Fine-dining Indian cuisine doesn’t get much better than Benares: Mayfair‘s Michelin-starred restaurant helmed by executive chef Sameer Taneja. On a mission to change the English perception of Indian food, Taneja and his team have elevated a cuisine once wrongfully deemed by Brits as casual and cheap into star-studded plates and some of the finest tasting menus in the capital. Hats off to them.
The same innovative approach taken in the kitchen – which results in Indian-inspired, Western-tinged dishes of king crab and egg masala, chicken tikka pie, samosa ragda tartlet and black truffle and white chocolate galouti kebab – has, rather unsurprisingly, been adopted by the bar too. Led by bar manager Hannan and sommelier Jeepson Lopes, Benares’ Lounge bar offers an extensive list of wines 400 bottles from across 17 different countries including rare vintages, as well as a range of unique, spice-infused cocktails perfect for that pre-dinner aperitif or after-dinner nightcap.
Pick from the Imperial – mixed with Desi Daru Vodka, lychee liqueur, orange bitters, Rooh Afzah and star anise shrub – or the Benares Lava featuring Smoke House Rock and Rye whisky, Frangelico, lime and Jaggery Tsunami Bitters. A signature on the menu is the Passion Fruit Chutney Martini, simply made from a few ingredients, which cocktail connoisseurs could easily recreate away from Benares’ glossy bar.
For the first instalment in our new series, Cocktail of the Week, launching just in time for the Indian festival of Diwali, we caught up with bar manager Hannan to discover how to make his Passion Fruit Chutney Martini at home – and why he loves it so much. “I wanted to create an innovative cocktail inspired by coastal Indian flavours,” Hannan explains. “For this martini, we use homemade passion fruit chutney with a hint of fiery Andhra chillis and zesty lemon. The sweet and subtly spiced notes of the chutney, combined with the refreshing citrus twist, create a harmonious balance that I love.” Make sure to check out the recipe below to create your very own passion fruit chutney to incorporate into the martini, too.
Passion Fruit Chutney Martini
Wyborowa vodka 50ml
Homemade passion fruit chutney* 25ml
Passion fruit juice 50ml
Lemon juice 25ml
Gomme syrup 15ml
- Shake all the ingredients together thoroughly in a cocktail shaker.
- Double strain into a coupe glass.
- Top with the back of a passion fruit and garnish with edible pearls.
For the passion fruit chutney*
Passion fruit purée 1L
Granulated sugar 500g
Chilli flakes 3-4tsp
- In a saucepan, first, add the passion fruit purée and heat.

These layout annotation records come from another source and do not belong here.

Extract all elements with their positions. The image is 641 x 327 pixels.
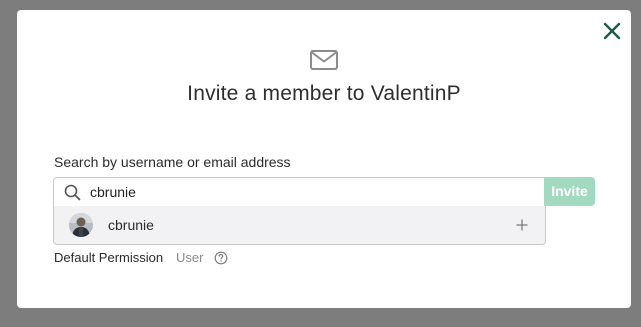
invite-member-dialog: Invite a member to ValentinP Search by u…: [17, 10, 631, 308]
envelope-icon: [310, 50, 338, 70]
search-result-item[interactable]: cbrunie: [54, 206, 545, 244]
avatar: [69, 213, 93, 237]
search-field[interactable]: [53, 177, 545, 207]
search-results-dropdown: cbrunie: [53, 206, 546, 245]
default-permission-value[interactable]: User: [176, 250, 203, 265]
close-icon: [603, 22, 621, 40]
dialog-title: Invite a member to ValentinP: [187, 82, 461, 105]
search-input[interactable]: [90, 182, 530, 202]
help-circle-icon[interactable]: [214, 251, 228, 265]
search-icon: [64, 184, 81, 201]
search-label: Search by username or email address: [54, 154, 291, 170]
default-permission-label: Default Permission: [54, 250, 164, 265]
search-result-name: cbrunie: [108, 217, 154, 233]
close-button[interactable]: [601, 20, 623, 42]
plus-icon[interactable]: [516, 219, 528, 231]
invite-button[interactable]: Invite: [544, 177, 595, 206]
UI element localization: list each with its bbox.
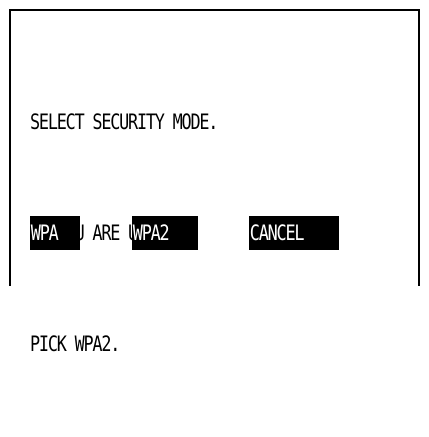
wpa2-option-button[interactable]: WPA2 <box>132 216 198 250</box>
message-line-1: SELECT SECURITY MODE. <box>30 110 218 134</box>
dialog-screen: SELECT SECURITY MODE. IF YOU ARE UNSURE,… <box>9 9 420 356</box>
cancel-button-label: CANCEL <box>249 221 305 245</box>
wpa2-option-label: WPA2 <box>132 221 170 245</box>
message-line-3: PICK WPA2. <box>30 332 120 356</box>
cancel-button[interactable]: CANCEL <box>249 216 339 250</box>
wpa-option-button[interactable]: WPA <box>30 216 80 250</box>
wpa-option-label: WPA <box>30 221 59 245</box>
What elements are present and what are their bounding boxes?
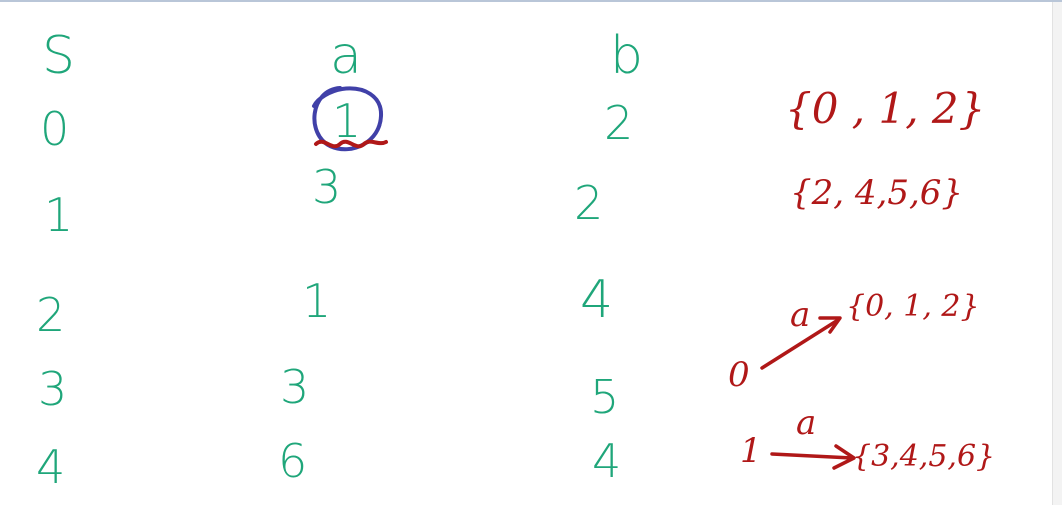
transition-1-from: 0	[728, 355, 750, 395]
header-b: b	[610, 26, 644, 86]
row-0-s: 0	[40, 102, 70, 156]
note-set-1: {0 , 1, 2}	[785, 84, 986, 133]
header-a: a	[330, 26, 362, 86]
row-2-a: 1	[302, 274, 332, 328]
row-1-a: 3	[312, 160, 342, 214]
row-1-b: 2	[574, 176, 604, 230]
row-4-b: 4	[592, 434, 622, 488]
row-4-a: 6	[278, 434, 308, 488]
transition-2-arrowhead	[832, 444, 856, 470]
transition-2-arrow	[770, 452, 854, 460]
row-2-s: 2	[36, 288, 66, 342]
row-0-b: 2	[604, 96, 634, 150]
whiteboard-canvas: S a b 0 1 2 1 3 2 2 1 4 3 3 5 4 6 4 {0 ,…	[0, 0, 1062, 505]
row-3-b: 5	[590, 370, 620, 424]
row-0-a: 1	[332, 94, 362, 148]
transition-2-from: 1	[740, 431, 762, 471]
transition-1-target: {0, 1, 2}	[846, 289, 980, 324]
ink-overlay	[312, 86, 856, 470]
row-1-s: 1	[44, 188, 74, 242]
note-set-2: {2, 4,5,6}	[790, 173, 964, 213]
transition-2-label: a	[796, 403, 817, 443]
transition-2-target: {3,4,5,6}	[852, 439, 996, 474]
row-2-b: 4	[580, 270, 614, 330]
row-4-s: 4	[36, 440, 66, 494]
header-s: S	[42, 26, 76, 86]
row-3-a: 3	[280, 360, 310, 414]
row-3-s: 3	[38, 362, 68, 416]
transition-1-label: a	[790, 295, 811, 335]
transition-1-arrowhead	[818, 316, 842, 334]
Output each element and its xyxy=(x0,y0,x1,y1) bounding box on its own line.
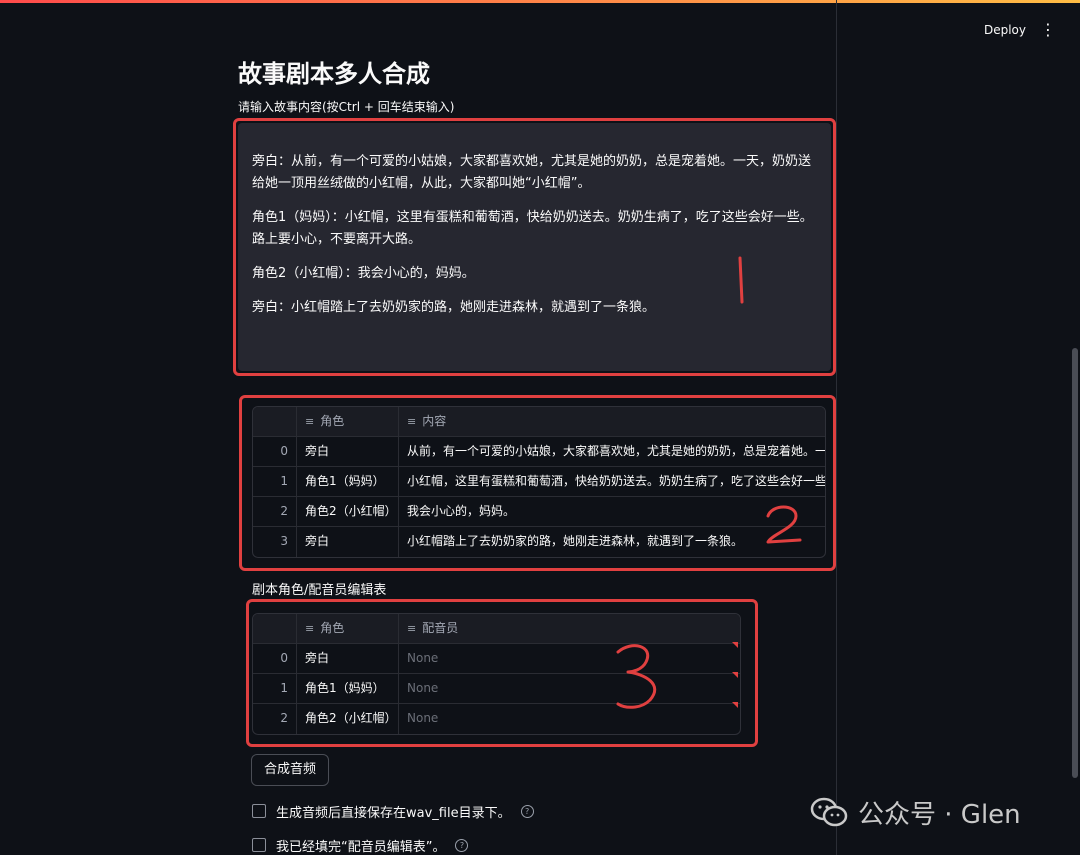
annotation-number-2 xyxy=(766,505,802,544)
help-icon[interactable]: ? xyxy=(520,804,534,818)
help-icon[interactable]: ? xyxy=(455,838,469,852)
wechat-icon xyxy=(810,797,848,827)
annotation-frame-2 xyxy=(239,395,836,571)
annotation-number-3 xyxy=(616,644,657,709)
deploy-button[interactable]: Deploy xyxy=(980,18,1030,42)
save-wav-checkbox-row[interactable]: 生成音频后直接保存在wav_file目录下。 ? xyxy=(252,801,534,821)
watermark: 公众号 · Glen xyxy=(810,794,1021,830)
page-title: 故事剧本多人合成 xyxy=(238,60,430,88)
confirm-filled-checkbox[interactable] xyxy=(252,838,266,852)
story-input-label: 请输入故事内容(按Ctrl + 回车结束输入) xyxy=(238,100,455,114)
save-wav-checkbox[interactable] xyxy=(252,804,266,818)
checkbox-label: 我已经填完“配音员编辑表”。 xyxy=(276,839,446,855)
top-accent-bar xyxy=(0,0,1080,3)
main-column-divider xyxy=(836,0,837,855)
voice-table-label: 剧本角色/配音员编辑表 xyxy=(252,583,387,598)
watermark-text: 公众号 · Glen xyxy=(858,799,1021,830)
annotation-frame-1 xyxy=(233,118,836,376)
checkbox-label: 生成音频后直接保存在wav_file目录下。 xyxy=(276,805,511,821)
confirm-filled-checkbox-row[interactable]: 我已经填完“配音员编辑表”。 ? xyxy=(252,835,469,855)
annotation-number-1 xyxy=(738,256,744,304)
more-menu-icon[interactable]: ⋮ xyxy=(1038,20,1058,40)
annotation-frame-3 xyxy=(246,599,758,747)
synthesize-audio-button[interactable]: 合成音频 xyxy=(251,754,329,786)
page-scrollbar[interactable] xyxy=(1072,348,1078,778)
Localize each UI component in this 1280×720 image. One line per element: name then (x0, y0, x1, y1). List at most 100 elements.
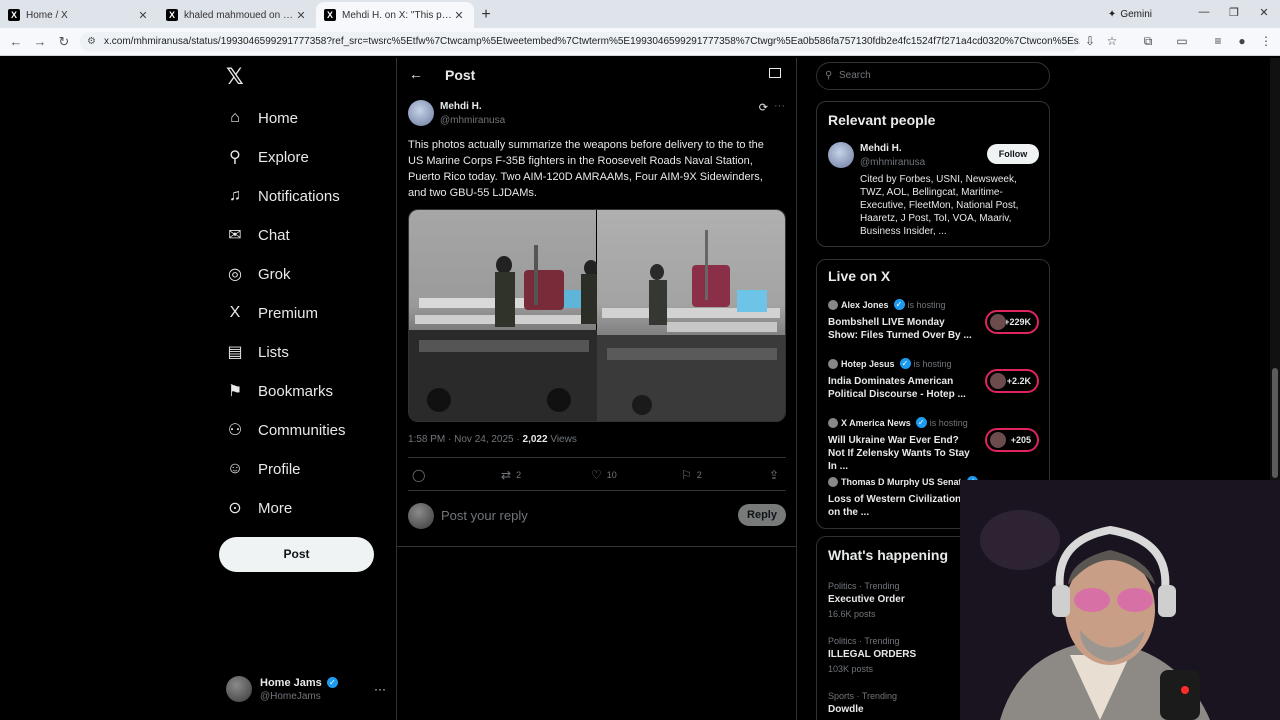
browser-tab-khaled[interactable]: X khaled mahmoued on X: "In an ✕ (158, 2, 316, 28)
reader-mode-icon[interactable] (769, 68, 781, 78)
repost-action[interactable]: ⇄ 2 (501, 468, 521, 482)
sidebar-item-label: Lists (258, 343, 289, 361)
back-icon[interactable]: ← (4, 34, 28, 49)
live-host[interactable]: Hotep Jesus ✓ is hosting (828, 358, 952, 369)
post-photo-left[interactable] (409, 210, 598, 421)
avatar[interactable] (408, 100, 434, 126)
x-logo-icon[interactable]: 𝕏 (226, 64, 244, 90)
bookmark-icon: ⚐ (681, 468, 692, 482)
trend-category: Sports · Trending (828, 691, 898, 701)
live-listeners-badge[interactable]: +205 (985, 428, 1039, 452)
trend-name[interactable]: Dowdle (828, 704, 864, 715)
more-options-icon[interactable]: ··· (774, 100, 785, 112)
panel-title: Relevant people (828, 112, 936, 128)
sidebar-item-more[interactable]: ⊙ More (226, 493, 292, 523)
reply-input[interactable]: Post your reply (441, 508, 528, 523)
trend-category: Politics · Trending (828, 581, 900, 591)
url-field[interactable]: ⚙ x.com/mhmiranusa/status/19930465992917… (80, 32, 1080, 52)
post-author[interactable]: Mehdi H. @mhmiranusa (408, 100, 505, 126)
like-action[interactable]: ♡ 10 (591, 468, 617, 482)
trend-name[interactable]: ILLEGAL ORDERS (828, 649, 916, 660)
post-media[interactable] (408, 209, 786, 422)
x-premium-icon: X (229, 304, 241, 321)
post-button[interactable]: Post (219, 537, 374, 572)
extensions-icon[interactable]: ⧉ (1140, 34, 1156, 49)
sidebar-item-profile[interactable]: ☺ Profile (226, 454, 301, 484)
home-icon: ⌂ (230, 109, 240, 126)
person-name[interactable]: Mehdi H. (860, 143, 902, 154)
account-switcher[interactable]: Home Jams ✓ @HomeJams ··· (226, 672, 386, 706)
close-icon[interactable]: ✕ (452, 9, 466, 22)
sidebar-item-notifications[interactable]: ♫ Notifications (226, 181, 340, 211)
reply-button[interactable]: Reply (738, 504, 786, 526)
bookmark-action[interactable]: ⚐ 2 (681, 468, 702, 482)
person-handle[interactable]: @mhmiranusa (860, 157, 925, 168)
author-handle[interactable]: @mhmiranusa (440, 115, 505, 126)
live-space-title[interactable]: Bombshell LIVE Monday Show: Files Turned… (828, 316, 976, 342)
avatar[interactable] (828, 142, 854, 168)
new-tab-button[interactable]: + (474, 2, 498, 28)
sidebar-toggle-icon[interactable]: ▭ (1174, 34, 1190, 48)
relevant-people-panel: Relevant people Mehdi H. @mhmiranusa Fol… (816, 101, 1050, 247)
gemini-label: Gemini (1120, 8, 1152, 20)
scroll-thumb[interactable] (1272, 368, 1278, 478)
browser-tab-mehdi[interactable]: X Mehdi H. on X: "This photos ac ✕ (316, 2, 474, 28)
star-icon[interactable]: ☆ (1104, 34, 1120, 48)
live-host[interactable]: X America News ✓ is hosting (828, 417, 968, 428)
install-icon[interactable]: ⇩ (1082, 34, 1098, 48)
main-column: ← Post Mehdi H. @mhmiranusa ⟳ ··· This p… (396, 58, 797, 720)
gemini-button[interactable]: ✦ Gemini (1100, 4, 1160, 24)
sidebar-item-label: Home (258, 109, 299, 127)
trend-name[interactable]: Executive Order (828, 594, 905, 605)
share-action[interactable]: ⇪ (769, 468, 779, 482)
sidebar-item-label: More (258, 499, 293, 517)
follow-button[interactable]: Follow (987, 144, 1039, 164)
sidebar-item-home[interactable]: ⌂ Home (226, 103, 298, 133)
sidebar-item-chat[interactable]: ✉ Chat (226, 220, 290, 250)
post-photo-right[interactable] (597, 210, 785, 421)
live-listeners-badge[interactable]: +2.2K (985, 369, 1039, 393)
profile-avatar-icon[interactable]: ● (1234, 34, 1250, 48)
sidebar-item-communities[interactable]: ⚇ Communities (226, 415, 346, 445)
author-name[interactable]: Mehdi H. (440, 101, 505, 112)
site-info-icon[interactable]: ⚙ (87, 32, 96, 52)
address-bar: ← → ↻ ⚙ x.com/mhmiranusa/status/19930465… (0, 28, 1280, 56)
more-options-icon[interactable]: ··· (374, 682, 386, 696)
avatar (408, 503, 434, 529)
sidebar-item-bookmarks[interactable]: ⚑ Bookmarks (226, 376, 333, 406)
menu-icon[interactable]: ⋮ (1258, 34, 1274, 48)
search-input[interactable]: ⚲ Search (816, 62, 1050, 90)
window-close-icon[interactable]: ✕ (1256, 6, 1272, 19)
sidebar-item-premium[interactable]: X Premium (226, 298, 318, 328)
reload-icon[interactable]: ↻ (52, 34, 76, 50)
live-host[interactable]: Thomas D Murphy US Senat✓ (828, 476, 981, 487)
search-icon: ⚲ (825, 70, 833, 81)
live-space-title[interactable]: India Dominates American Political Disco… (828, 375, 976, 401)
maximize-icon[interactable]: ❐ (1226, 6, 1242, 19)
live-listeners-badge[interactable]: +229K (985, 310, 1039, 334)
live-host[interactable]: Alex Jones ✓ is hosting (828, 299, 946, 310)
back-arrow-icon[interactable]: ← (409, 66, 423, 82)
sidebar-item-grok[interactable]: ◎ Grok (226, 259, 291, 289)
webcam-person-image (960, 480, 1280, 720)
media-icon[interactable]: ≡ (1210, 34, 1226, 48)
live-space-title[interactable]: Will Ukraine War Ever End? Not If Zelens… (828, 434, 976, 473)
search-icon: ⚲ (229, 149, 241, 166)
verified-badge-icon: ✓ (326, 677, 338, 689)
close-icon[interactable]: ✕ (294, 9, 308, 22)
x-logo-icon: X (166, 9, 178, 21)
close-icon[interactable]: ✕ (136, 9, 150, 22)
listener-count: +205 (1010, 435, 1031, 445)
live-space-title[interactable]: Loss of Western Civilization Is on the .… (828, 493, 976, 519)
reply-action[interactable]: ◯ (412, 468, 425, 482)
grok-icon: ◎ (228, 266, 242, 283)
minimize-icon[interactable]: — (1196, 6, 1212, 18)
sidebar-item-lists[interactable]: ▤ Lists (226, 337, 289, 367)
grok-explain-icon[interactable]: ⟳ (759, 101, 768, 114)
sidebar-item-label: Bookmarks (258, 382, 334, 400)
bell-icon: ♫ (229, 187, 241, 204)
sidebar-item-label: Chat (258, 226, 290, 244)
sidebar-item-explore[interactable]: ⚲ Explore (226, 142, 309, 172)
forward-icon[interactable]: → (28, 34, 52, 49)
browser-tab-home[interactable]: X Home / X ✕ (0, 2, 158, 28)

- Add the sugar and bring to the boil.
- Take one cup of water and mix 3-4tsp of cornflour to create a paste. Add this to the passion purée mix in the saucepan.
- Finally, add 3-4tsp of chilli flakes and boil for five minutes until the chutney thickens.
- Remove it from the heat and let it cool to room temperature.
- Transfer the chutney to a clean, airtight container and store it in the refrigerator.